According to the bank, the region’s manufacturing exports could see a major boost if the agreement is signed. The call stands contrary to submissions made by civil society groups that the agreement could crash the manufacturing sectors of member states.
Speaking at a press briefing of the Bank’s biannual African Pulse report on Monday, Chief Economist of the World Bank’s Africa Region, Francisco Ferreira said the manufacturing sector’s contribution to Gross Domestic Product was declining and the agreement could potentially support the sector.
“I do think the EPA could help improve the manufacturing exports in the region. When we talk about the manufacturing decline in GDP, it is a share. Manufacturing has continued to grow but it is growing more slowly than other sectors. Particularly it is growing more slowly than other sectors and natural sources” he said.

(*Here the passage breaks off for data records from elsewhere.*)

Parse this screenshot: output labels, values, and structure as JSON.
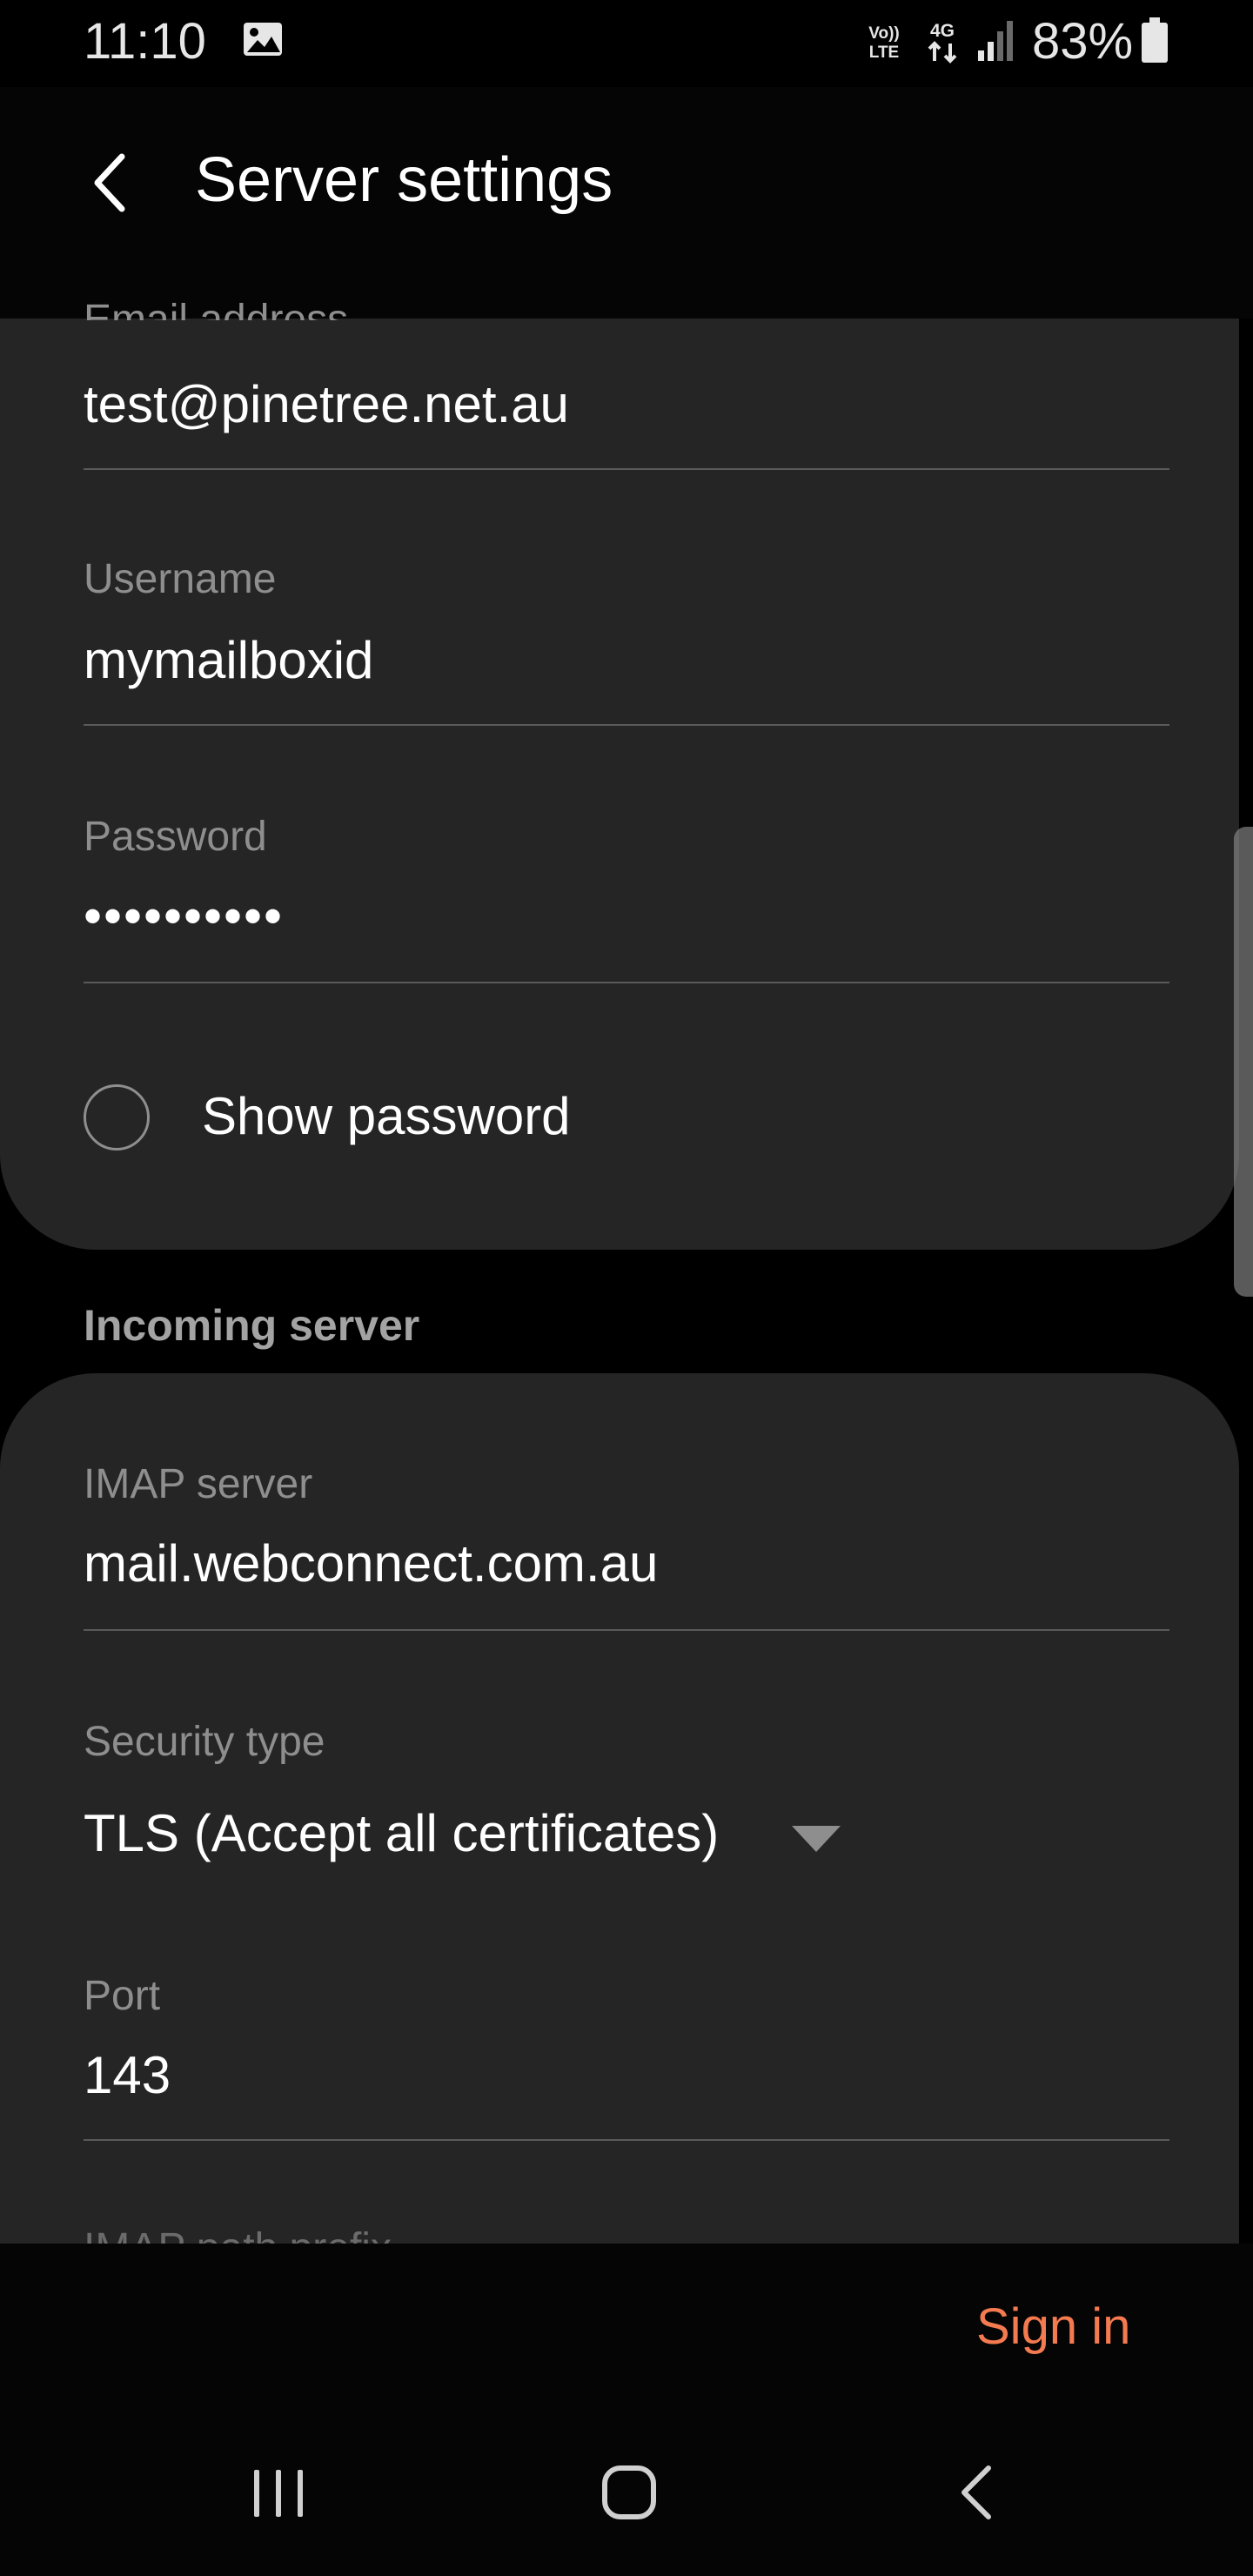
{
  "status_bar": {
    "time": "11:10",
    "battery_percent": "83%",
    "volte_top": "Vo))",
    "volte_bottom": "LTE",
    "network": "4G"
  },
  "app_bar": {
    "title": "Server settings"
  },
  "account": {
    "email_label": "Email address",
    "email_value": "test@pinetree.net.au",
    "username_label": "Username",
    "username_value": "mymailboxid",
    "password_label": "Password",
    "password_value": "••••••••••",
    "show_password_label": "Show password"
  },
  "incoming": {
    "section_title": "Incoming server",
    "imap_label": "IMAP server",
    "imap_value": "mail.webconnect.com.au",
    "security_label": "Security type",
    "security_value": "TLS (Accept all certificates)",
    "port_label": "Port",
    "port_value": "143",
    "next_label_partial": "IMAP path prefix"
  },
  "actions": {
    "sign_in": "Sign in"
  },
  "colors": {
    "accent": "#f47a50",
    "card_bg": "#252525",
    "background": "#000000"
  }
}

The agreement if signed will warrant that within two decades, about 80% of that country’s market should open to European goods and services tariff-free.

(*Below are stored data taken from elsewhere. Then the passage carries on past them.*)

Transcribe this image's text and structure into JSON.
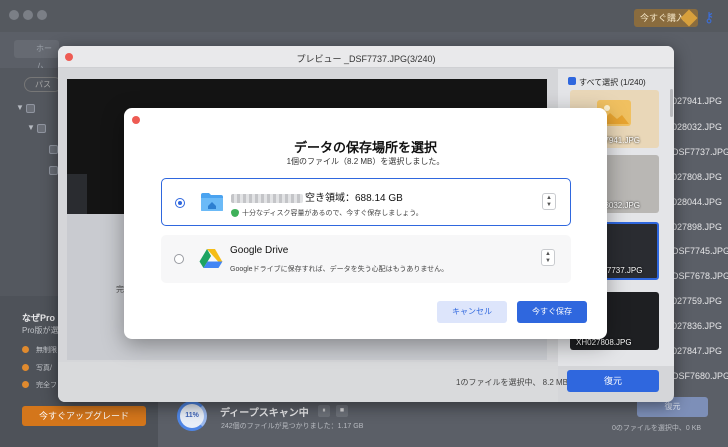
{
  "app": {
    "buy_label": "今すぐ購入",
    "nav_label": "ホーム",
    "path_label": "パス",
    "upsell": {
      "title": "なぜPro",
      "subtitle": "Pro版が選",
      "items": [
        "無制限",
        "写真/",
        "完全フ"
      ]
    },
    "upgrade_button": "今すぐアップグレード",
    "scan": {
      "percent": "11%",
      "title": "ディープスキャン中",
      "pause": "⏸",
      "stop": "■",
      "found": "242個のファイルが見つかりました：1.17 GB"
    },
    "restore_ghost": "復元",
    "selection_ghost": "0のファイルを選択中、0 KB",
    "file_list": [
      "027941.JPG",
      "028032.JPG",
      "DSF7737.JPG",
      "027808.JPG",
      "028044.JPG",
      "027898.JPG",
      "DSF7745.JPG",
      "DSF7678.JPG",
      "027759.JPG",
      "027836.JPG",
      "027847.JPG",
      "DSF7680.JPG"
    ]
  },
  "preview": {
    "title": "プレビュー _DSF7737.JPG(3/240)",
    "select_all": "すべて選択 (1/240)",
    "ghost_text": "完",
    "thumbnails": [
      {
        "caption": "27941.JPG",
        "active": false
      },
      {
        "caption": "28032.JPG",
        "active": false
      },
      {
        "caption": "F7737.JPG",
        "active": true
      },
      {
        "caption": "XH027808.JPG",
        "active": false
      }
    ],
    "selection_count": "1のファイルを選択中、 8.2 MB",
    "restore_button": "復元"
  },
  "dialog": {
    "title": "データの保存場所を選択",
    "subtitle": "1個のファイル（8.2 MB）を選択しました。",
    "options": [
      {
        "title": "空き領域：688.14 GB",
        "description": "十分なディスク容量があるので、今すぐ保存しましょう。",
        "selected": true,
        "icon": "folder-icon"
      },
      {
        "title": "Google Drive",
        "description": "Googleドライブに保存すれば、データを失う心配はもうありません。",
        "selected": false,
        "icon": "google-drive-icon"
      }
    ],
    "cancel_button": "キャンセル",
    "save_button": "今すぐ保存"
  },
  "colors": {
    "accent": "#2f67de",
    "close_red": "#ee5b53",
    "upgrade_orange": "#d4761b",
    "ok_green": "#3fb15a"
  }
}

The World Bank in its latest Africa Pulse report is projecting economic growth rate for sub-Saharan Africa at 5.2 percent for this year. This is an increase from last year’s growth rate of 4.7 percent.
The strong projection is underpinned by rising investment in natural resources and infrastructure.
Inflation in the region last year declined significantly to 6.3percent from 10.7 percent recorded in 2012. Special mention was made of Ghana as having recorded a high inflation rate because of the declining cedi.
Capital flows to Sub-Saharan Africa increased from 3.9percent to 5.3 percent of GDP last year, while net foreign direct investment also grew by 16percent.